As the Director of Living Kidney Donor Transplant and the Director of Quality Enhancement and Process Improvement of University Transplant Institute of San Antonio, I am writing to you to request that CMS conduct a comprehensive study of the potential impact of the transplant-related provisions in the 2022 IPPS Proposed Rule on patient access to transplantation and to delay implementation of these provisions of the Proposed Rule until that study is completed.

Over the past several years, CMS has made it clear that it recognizes the significant clinical and cost effectiveness and advantages of kidney transplantation over other forms of treatment for ESRD-eligible Medicare beneficiaries. In fact, CMS has instituted major regulatory changes to increase access to transplantation. The substantial limitations on Medicare payment for the costs associated with procuring organs for transplantation that are now proposed are completely inconsistent with these initiatives: These extraordinary payment cuts threaten to significantly disrupt the organ procurement programs operated by Transplant Centers, which currently procure 36% of deceased donor organs. Such disruption will undercut CMS efforts to increase access to transplantation and rather will increase wait times, waitlist mortality and morbidity for ESRD-eligible Medicare beneficiaries.
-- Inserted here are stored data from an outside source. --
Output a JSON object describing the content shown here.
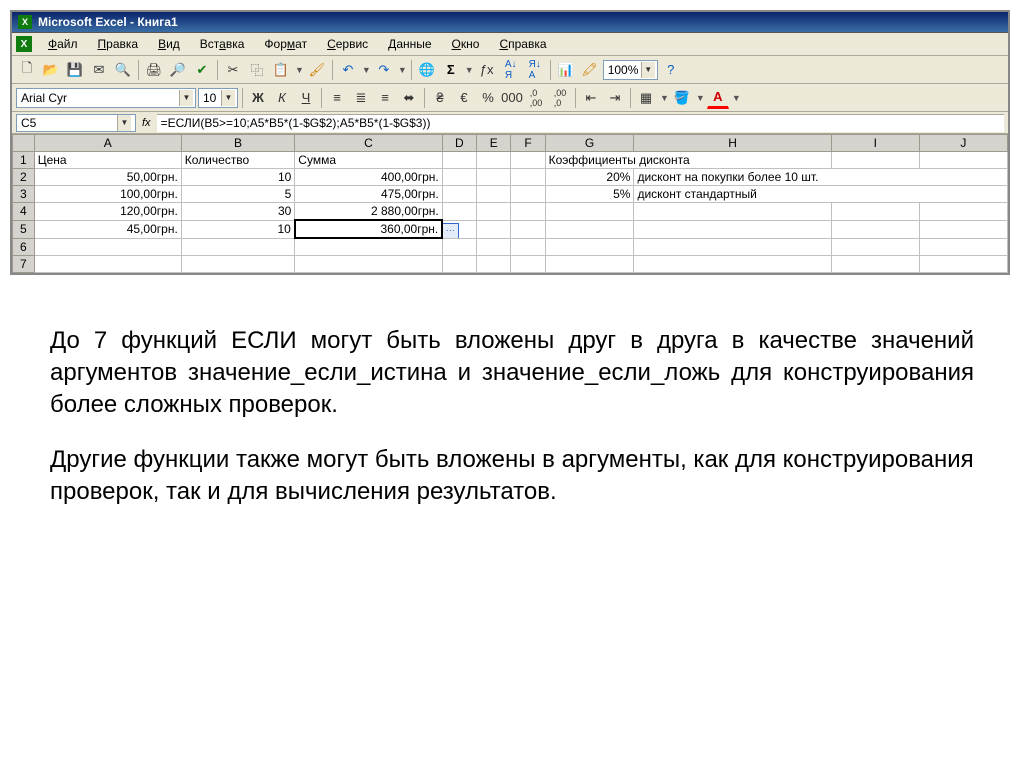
{
  "title": "Microsoft Excel - Книга1",
  "menu": {
    "file": "Файл",
    "edit": "Правка",
    "view": "Вид",
    "insert": "Вставка",
    "format": "Формат",
    "tools": "Сервис",
    "data": "Данные",
    "window": "Окно",
    "help": "Справка"
  },
  "format": {
    "font_name": "Arial Cyr",
    "font_size": "10",
    "bold": "Ж",
    "italic": "К",
    "underline": "Ч"
  },
  "zoom": "100%",
  "name_box": "C5",
  "fx_label": "fx",
  "formula": "=ЕСЛИ(B5>=10;A5*B5*(1-$G$2);A5*B5*(1-$G$3))",
  "columns": [
    "A",
    "B",
    "C",
    "D",
    "E",
    "F",
    "G",
    "H",
    "I",
    "J"
  ],
  "rows": [
    "1",
    "2",
    "3",
    "4",
    "5",
    "6",
    "7"
  ],
  "cells": {
    "A1": "Цена",
    "B1": "Количество",
    "C1": "Сумма",
    "G1": "Коэффициенты дисконта",
    "A2": "50,00грн.",
    "B2": "10",
    "C2": "400,00грн.",
    "G2": "20%",
    "H2": "дисконт на покупки более 10 шт.",
    "A3": "100,00грн.",
    "B3": "5",
    "C3": "475,00грн.",
    "G3": "5%",
    "H3": "дисконт стандартный",
    "A4": "120,00грн.",
    "B4": "30",
    "C4": "2 880,00грн.",
    "A5": "45,00грн.",
    "B5": "10",
    "C5": "360,00грн."
  },
  "paragraphs": {
    "p1": "До 7 функций ЕСЛИ могут быть вложены друг в друга в качестве значений аргументов значение_если_истина и значение_если_ложь для конструирования более сложных проверок.",
    "p2": "Другие функции также могут быть вложены в аргументы, как для конструирования проверок, так и для вычисления результатов."
  }
}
I am particularly concerned about the proposed change that would require a Transplant Center that procures an organ that is subsequently transplanted elsewhere to determine the insurance status of the recipient. The current rule, which essentially assumes that the recipient is a Medicare beneficiary, was intended to incentivize hospitals with Transplant Centers to institute effective organ procurement programs. Our own hospital has done so: We procure an estimated 100 organs per year that are transplanted by other Transplant Centers. Precipitously eliminating this longstanding incentive has the potential to undermine the financial viability of these organ procurement efforts.

Also, under this proposal, our administrative costs would increase, because we would be responsible for obtaining evidence of the Medicare status of the recipients of all of the organs that we procure and that are transplanted elsewhere. Contrary to the assertions in the Proposed Rule, there is no established system for obtaining this information, and obtaining evidence of Medicare liability-- especially when Medicare is functioning as a Secondary Payer (MSP) will be time consuming and complex.
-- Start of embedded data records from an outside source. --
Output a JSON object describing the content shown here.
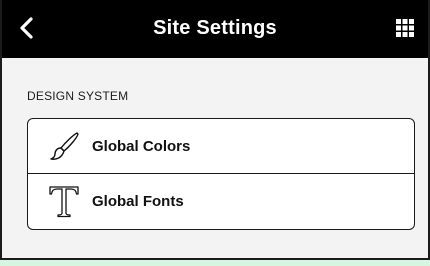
{
  "header": {
    "title": "Site Settings",
    "back_icon": "chevron-left-icon",
    "apps_icon": "grid-icon",
    "background": "#000000"
  },
  "section": {
    "heading": "DESIGN SYSTEM"
  },
  "items": [
    {
      "label": "Global Colors",
      "icon": "paintbrush-icon"
    },
    {
      "label": "Global Fonts",
      "icon": "typography-icon"
    }
  ],
  "colors": {
    "page_background": "#d8f5e2",
    "panel_background": "#f3f3f3",
    "card_background": "#ffffff"
  }
}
Finally, unlike other changes proposed in the IPPS Proposed Rule, the proposed limitations on payment of organ acquisition costs were not included in the hospital-specific analysis that most hospitals rely on in assessing IPPS proposed changes For this reason, many hospitals that operate Medicare-certified Transplant Centers still may be unaware that these changes could significantly impact their patients and their transplant programs.

I strongly urge CMS to study the potential impact of all of the proposed changes that would limit Medicare payment for the costs of acquiring organs for transplantation on access to transplantation and to refrain from implementing any of these changes pending the completion of the study.